Historicamente, esses títulos representavam cerca de 5% do custo total da lei — fatia pequena, consequências enormes para os sistemas alimentares locais. Nenhuma estimativa final do Congressional Budget Office foi divulgada antes da votação no comitê, e o preço mesmo deste pacote reduzido ainda é medido em dezenas de bilhões. O custo maior, como observaram analistas, é a oportunidade perdida de reorientar o apoio para resiliência em vez de subsídios permanentes — mas, para produtores iniciantes e de culturas especiais, o projeto ainda contém várias disposições que vale a pena acompanhar de perto.

Situação Atual: Aprovada no Comitê da Câmara, Travada no Senado

Câmara: O H.R. 7567 foi apresentado em fevereiro de 2026 e aprovado pelo Comitê de Agricultura da Câmara. Ele atualiza a gestão de risco de commodities, conservação, subsídios em bloco para culturas especiais, pesquisa agrícola, regras de compra para ajuda alimentar ao exterior e estabelece medidas sobre combustível sustentável de aviação e biomassa lenhosa. O presidente G.T. Thompson e apoiadores o enquadraram como uma modernização da farm bill após três anos de atraso, com a American Farm Bureau e departamentos estaduais de agricultura pressionando pela aprovação para garantir previsibilidade em meio a altos custos de insumos.

Senado: O Comitê de Agricultura do Senado, liderado pelo presidente John Boozman, apreciou sua versão na semana de 6 de agosto de 2026. A votação para encaminhar o projeto ao plenário falhou por 10-11 — em grande parte em linhas partidárias — por divergências sobre o compartilhamento de custos do SNAP que transferiria mais custos administrativos e de taxa de erro para os estados. Os democratas queriam mais tempo para que os estados melhorassem as taxas de precisão de pagamentos; os republicanos queriam que a divisão de custos ajudasse a compensar o pacote. Votos por procuração de dois senadores ausentes, incluindo o senador Mitch McConnell em licença médica, não puderam ser contabilizados para o encaminhamento sob as regras do Senado.

O que acontece a seguir: O projeto da Câmara aguarda votação em plenário. O Senado planeja uma segunda votação no comitê em setembro, após o recesso. O líder da maioria no Senado, John Thune, disse que os republicanos estão avaliando "todas as opções" para um caminho adiante, incluindo usar a votação de 10-11 como alavanca. Até que uma das Casas aprove um projeto completo e as duas conciliem os textos, a farm bill de 2018 — já prorrogada duas vezes — permanece efetivamente como lei. O USDA continua operando os programas atuais sob essa autoridade e resoluções de continuidade.
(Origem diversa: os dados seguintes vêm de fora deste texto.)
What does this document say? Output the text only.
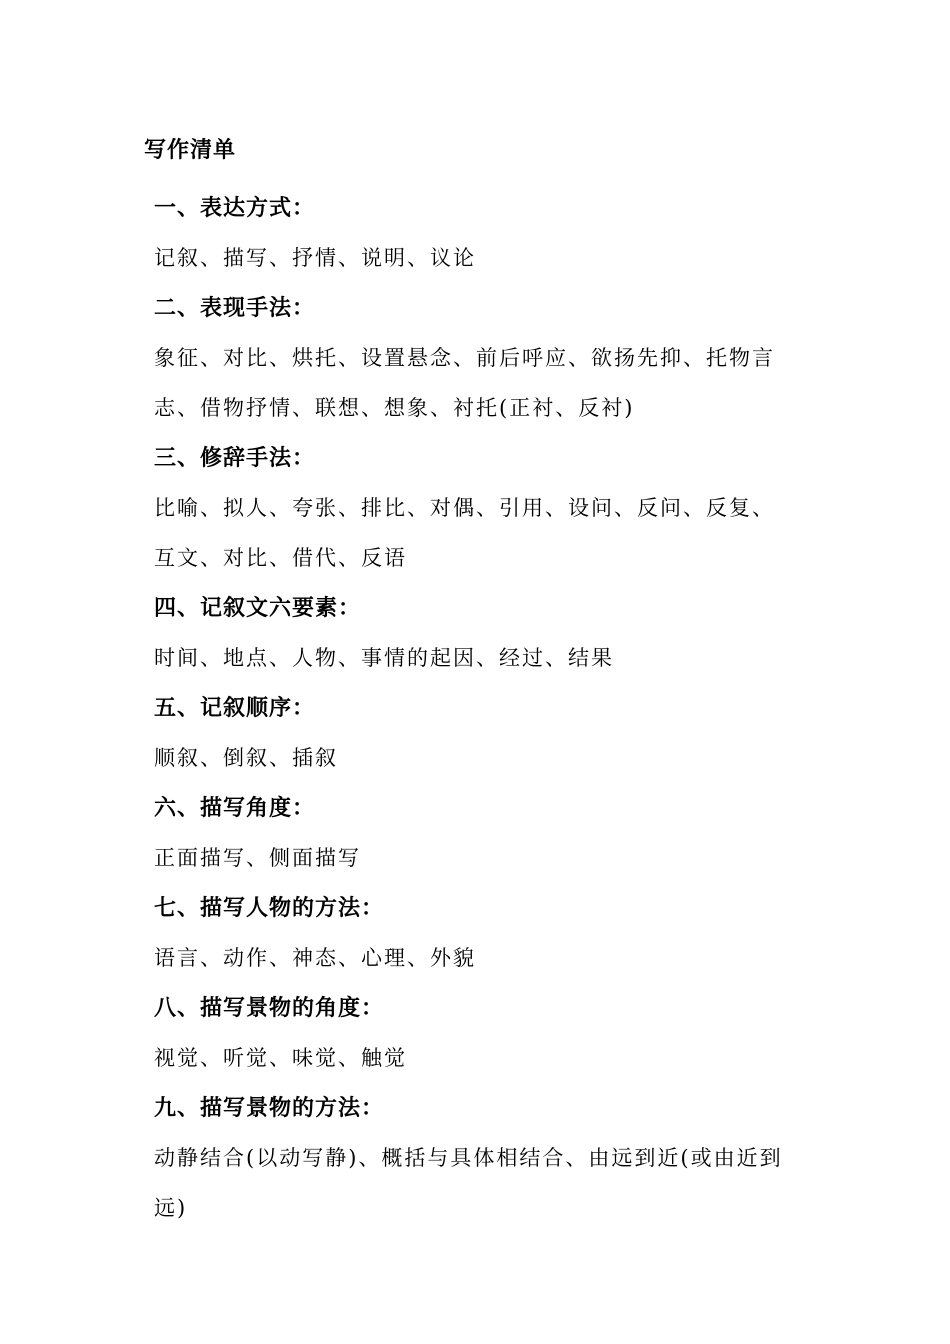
写作清单
一、表达方式：

记叙、描写、抒情、说明、议论

二、表现手法：

象征、对比、烘托、设置悬念、前后呼应、欲扬先抑、托物言志、借物抒情、联想、想象、衬托(正衬、反衬)

三、修辞手法：

比喻、拟人、夸张、排比、对偶、引用、设问、反问、反复、互文、对比、借代、反语

四、记叙文六要素：

时间、地点、人物、事情的起因、经过、结果

五、记叙顺序：

顺叙、倒叙、插叙

六、描写角度：

正面描写、侧面描写

七、描写人物的方法：

语言、动作、神态、心理、外貌

八、描写景物的角度：

视觉、听觉、味觉、触觉

九、描写景物的方法：

动静结合(以动写静)、概括与具体相结合、由远到近(或由近到远)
Para você, a conclusão é simples: nada nas minutas de 2026 é definitivo até virar lei, mas o texto da Câmara mostra a direção dos programas aos quais você se candidatará entre 2027 e 2031.
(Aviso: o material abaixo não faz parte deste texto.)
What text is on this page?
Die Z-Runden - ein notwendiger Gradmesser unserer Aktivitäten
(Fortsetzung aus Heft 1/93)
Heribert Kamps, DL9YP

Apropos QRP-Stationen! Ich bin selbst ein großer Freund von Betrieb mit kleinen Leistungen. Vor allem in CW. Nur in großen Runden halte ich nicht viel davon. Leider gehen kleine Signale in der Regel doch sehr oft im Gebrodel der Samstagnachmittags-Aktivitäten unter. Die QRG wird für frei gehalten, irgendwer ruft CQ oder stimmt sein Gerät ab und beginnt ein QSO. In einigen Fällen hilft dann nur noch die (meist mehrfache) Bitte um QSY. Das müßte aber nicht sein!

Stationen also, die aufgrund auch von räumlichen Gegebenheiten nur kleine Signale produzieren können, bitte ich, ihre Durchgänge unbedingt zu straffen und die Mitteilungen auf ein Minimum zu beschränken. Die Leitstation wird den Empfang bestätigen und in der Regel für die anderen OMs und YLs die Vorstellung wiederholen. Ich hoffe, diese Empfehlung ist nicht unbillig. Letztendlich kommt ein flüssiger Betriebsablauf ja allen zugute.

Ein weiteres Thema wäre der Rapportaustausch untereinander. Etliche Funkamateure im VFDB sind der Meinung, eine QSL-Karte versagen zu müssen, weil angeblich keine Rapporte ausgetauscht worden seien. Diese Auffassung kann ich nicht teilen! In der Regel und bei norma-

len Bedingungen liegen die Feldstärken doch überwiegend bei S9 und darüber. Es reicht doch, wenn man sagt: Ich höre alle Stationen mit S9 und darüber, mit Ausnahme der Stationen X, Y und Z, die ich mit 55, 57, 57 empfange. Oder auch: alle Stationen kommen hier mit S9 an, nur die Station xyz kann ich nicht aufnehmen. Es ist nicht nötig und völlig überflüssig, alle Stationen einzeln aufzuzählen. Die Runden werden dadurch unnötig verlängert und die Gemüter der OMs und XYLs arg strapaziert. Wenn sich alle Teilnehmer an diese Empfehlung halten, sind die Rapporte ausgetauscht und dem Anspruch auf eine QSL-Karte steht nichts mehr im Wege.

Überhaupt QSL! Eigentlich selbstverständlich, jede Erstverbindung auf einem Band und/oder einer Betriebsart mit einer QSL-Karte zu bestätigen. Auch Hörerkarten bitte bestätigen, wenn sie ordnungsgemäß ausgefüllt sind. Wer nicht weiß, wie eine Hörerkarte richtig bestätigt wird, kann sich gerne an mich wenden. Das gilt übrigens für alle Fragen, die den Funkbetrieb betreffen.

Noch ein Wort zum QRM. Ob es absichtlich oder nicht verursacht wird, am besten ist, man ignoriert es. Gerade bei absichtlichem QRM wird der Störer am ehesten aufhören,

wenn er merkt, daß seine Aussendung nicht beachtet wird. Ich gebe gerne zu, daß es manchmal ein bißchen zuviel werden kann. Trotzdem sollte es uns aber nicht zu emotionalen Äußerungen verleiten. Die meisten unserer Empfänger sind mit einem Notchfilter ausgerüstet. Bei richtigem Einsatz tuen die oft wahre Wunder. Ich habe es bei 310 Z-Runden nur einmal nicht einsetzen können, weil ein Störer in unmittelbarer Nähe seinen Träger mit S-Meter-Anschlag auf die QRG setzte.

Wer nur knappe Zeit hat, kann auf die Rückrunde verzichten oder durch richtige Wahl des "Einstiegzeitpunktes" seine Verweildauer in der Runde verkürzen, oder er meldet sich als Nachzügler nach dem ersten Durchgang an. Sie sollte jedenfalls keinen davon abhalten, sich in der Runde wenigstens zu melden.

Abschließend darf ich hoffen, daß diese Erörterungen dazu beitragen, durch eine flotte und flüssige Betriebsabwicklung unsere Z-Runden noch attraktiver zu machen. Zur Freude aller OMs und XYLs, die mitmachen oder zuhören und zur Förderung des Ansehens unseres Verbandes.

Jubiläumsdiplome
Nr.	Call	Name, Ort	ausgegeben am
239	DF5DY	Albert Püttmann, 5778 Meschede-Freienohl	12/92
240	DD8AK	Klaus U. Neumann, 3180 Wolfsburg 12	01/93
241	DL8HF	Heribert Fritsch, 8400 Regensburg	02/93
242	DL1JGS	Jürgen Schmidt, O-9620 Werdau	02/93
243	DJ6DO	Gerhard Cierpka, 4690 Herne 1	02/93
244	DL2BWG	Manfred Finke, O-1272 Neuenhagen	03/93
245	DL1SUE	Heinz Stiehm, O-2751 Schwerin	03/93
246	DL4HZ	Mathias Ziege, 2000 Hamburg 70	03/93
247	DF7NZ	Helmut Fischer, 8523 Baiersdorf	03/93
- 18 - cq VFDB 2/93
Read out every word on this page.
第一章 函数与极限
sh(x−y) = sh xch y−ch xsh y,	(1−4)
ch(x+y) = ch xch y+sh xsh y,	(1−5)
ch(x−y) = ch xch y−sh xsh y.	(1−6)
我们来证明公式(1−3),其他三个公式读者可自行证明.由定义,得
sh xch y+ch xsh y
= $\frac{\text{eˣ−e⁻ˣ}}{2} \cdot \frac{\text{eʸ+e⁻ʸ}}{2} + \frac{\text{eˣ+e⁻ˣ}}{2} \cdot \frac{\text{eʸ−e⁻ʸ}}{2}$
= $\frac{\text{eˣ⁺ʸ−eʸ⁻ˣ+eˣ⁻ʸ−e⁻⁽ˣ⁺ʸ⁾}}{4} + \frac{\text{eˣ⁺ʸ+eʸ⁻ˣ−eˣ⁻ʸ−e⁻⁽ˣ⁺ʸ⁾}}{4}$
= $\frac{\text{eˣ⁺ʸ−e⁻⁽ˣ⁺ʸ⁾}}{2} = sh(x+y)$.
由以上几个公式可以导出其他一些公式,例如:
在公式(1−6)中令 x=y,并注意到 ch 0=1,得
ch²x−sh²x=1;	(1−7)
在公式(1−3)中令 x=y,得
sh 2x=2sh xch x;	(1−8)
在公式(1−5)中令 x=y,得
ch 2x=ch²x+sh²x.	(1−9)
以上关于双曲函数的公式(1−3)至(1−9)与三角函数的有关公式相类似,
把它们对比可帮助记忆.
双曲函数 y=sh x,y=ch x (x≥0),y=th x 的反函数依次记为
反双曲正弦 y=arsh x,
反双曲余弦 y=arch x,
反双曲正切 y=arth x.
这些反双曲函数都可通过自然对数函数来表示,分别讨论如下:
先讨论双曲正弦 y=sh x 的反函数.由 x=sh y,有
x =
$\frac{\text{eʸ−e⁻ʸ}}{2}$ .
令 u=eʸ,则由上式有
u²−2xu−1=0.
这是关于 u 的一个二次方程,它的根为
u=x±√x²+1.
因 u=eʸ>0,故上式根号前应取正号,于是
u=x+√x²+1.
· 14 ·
As Provisões de Culturas Especiais que Realmente Afetam Sua Propriedade

"Culturas especiais" é a abreviação do USDA para frutas, hortaliças, nozes, frutas secas, horticultura e plantas de viveiro — incluindo produção em estufa. Se esse é o seu caso, três disposições merecem atenção.

1. Um Mecanismo Permanente de Desastres Baseado nas Vendas do Ano Anterior

Hoje, a ajuda a desastres para culturas especiais é ad hoc. Após uma geada, inundação, furacão ou disrupção de mercado, o Congresso autoriza programas pontuais e o USDA inventa a fórmula de pagamento meses depois. Isso cria atrasos e regras muito diferentes a cada ano.

O que o projeto da Câmara faria: Determinar que o Secretário crie um mecanismo permanente para futura assistência a produtores de culturas especiais em momentos de risco econômico. Os pagamentos seriam baseados nas vendas do produtor no ano anterior — um modelo baseado em vendas que grupos de culturas especiais têm apoiado porque evita tentar reconstruir produtividades para centenas de culturas diversas com diferentes unidades e janelas de comercialização.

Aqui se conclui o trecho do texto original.